So the offer was accepted, inspections scheduled, and now it’s time to march toward closing. Agents have been through this process many times, but buyers only go through this a couple times in their lives, on average, and may not be privy to all the nuances that can affect the outcome. As exciting as it is to be in escrow buying a home, it is very easy to screw it up and leave yourself back where you started. Here are the top five things you can do as buyer to ensure your escrow’s demise:
If a buyer tells us that they are about to buy a car, big red flags go up. One might think that has nothing to do with the purchase of a new house! But, those of us in the business know that it has everything to do with it. Your loan preapproval is based off your financial situation at the start of your escrow, and actual loan approval can be impeded by making large purchases (especially ones that cause more debt and monthly payments). Do yourself a favor and save it for after closing!
How many first-time home buyers buy a house just before or after they get married? The answer is: a lot. And what do all these newlyweds have in common? No, not that…get your mind out of the gutter! They often receive large cash gifts from friends and relatives that, to a loan officer, may look just like a loan that requires repayment, and thus, requires documentation! Large cash gifts from grandma are going to require a fun conversation about getting a letter attesting to the fact that the cash gift was indeed a gift, not a loan. There’s not much you can do about this except keep the line of communication open with your lender, but it’s good to be aware that timing is everything! Again, anything that changes your financial situation during the process can be a reason for ruining the deal.
So, the inspections looked great (aside from the water damage in the closet, which the seller agreed to replace) and the loan is all set to go. But then it turns out there was something else in that closet. Five years of unpaid property tax bills! And you’re just finding out by running title a few days before closing. The seller doesn’t feel like paying and the buyer certainly isn’t going to. So now what? Well, if this had been addressed early enough in the process, there might have been time for a negotiation to save the deal. Now, the buyer has their back to the wall. Fret not: we always do our research for our clients to get all of this information up front, but not all representation is created equal. Make sure you educate yourself to be able to ask the right questions in the escrow process to avoid this kind of tragedy.

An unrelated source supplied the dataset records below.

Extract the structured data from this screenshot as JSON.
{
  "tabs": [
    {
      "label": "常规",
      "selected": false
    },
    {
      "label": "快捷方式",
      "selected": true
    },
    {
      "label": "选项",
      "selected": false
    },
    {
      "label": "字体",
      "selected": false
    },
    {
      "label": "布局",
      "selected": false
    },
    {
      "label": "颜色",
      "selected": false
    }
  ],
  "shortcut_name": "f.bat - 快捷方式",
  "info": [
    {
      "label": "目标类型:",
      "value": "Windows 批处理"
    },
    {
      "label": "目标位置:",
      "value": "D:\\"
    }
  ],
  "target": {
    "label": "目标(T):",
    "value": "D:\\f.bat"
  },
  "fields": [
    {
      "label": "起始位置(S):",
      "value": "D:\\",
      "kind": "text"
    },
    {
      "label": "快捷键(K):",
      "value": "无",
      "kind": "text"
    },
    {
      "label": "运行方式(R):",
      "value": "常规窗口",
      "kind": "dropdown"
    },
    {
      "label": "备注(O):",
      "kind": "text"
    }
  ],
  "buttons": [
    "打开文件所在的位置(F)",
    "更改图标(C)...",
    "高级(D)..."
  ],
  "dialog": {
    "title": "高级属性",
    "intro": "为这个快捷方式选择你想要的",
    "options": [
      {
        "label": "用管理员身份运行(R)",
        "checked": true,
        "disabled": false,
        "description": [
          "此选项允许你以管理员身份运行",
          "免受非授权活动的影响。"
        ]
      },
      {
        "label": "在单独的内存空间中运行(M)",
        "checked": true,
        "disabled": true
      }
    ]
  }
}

Whether it’s submitting W-2s, responding to a seller’s response about credits, or getting that loan commitment letter, there are a few things that just absolutely MUST be done on time. But remember, buyers aren’t professional home purchasers. They have jobs, lives, kids, dogs, and it’s pretty easy to forget to do something important. In the best case, the seller is forgiving and doesn’t have second thoughts about the price they accepted; also, many times this isn’t the case. We can’t stress enough how much seemingly little deadlines really matter. We don’t like to hound our clients, but when there is a deadline that can impede the sale it’s important that everyone is clear what is expected and what the consequences are for inactivity.
Oh, Google. The world’s highest trafficked search engine is such a great resource, and yet, so dangerous in the wrong hands. Just as doctors ask us not to “google” our medical conditions to self-diagnose, smart real estate agents know that a little bit of information about an important decision (such as getting a loan, hiring an inspector, or getting the right attorney) can be dangerous without an experienced guide. Online rates can be misleading, and buyers should stick with their trusted professional.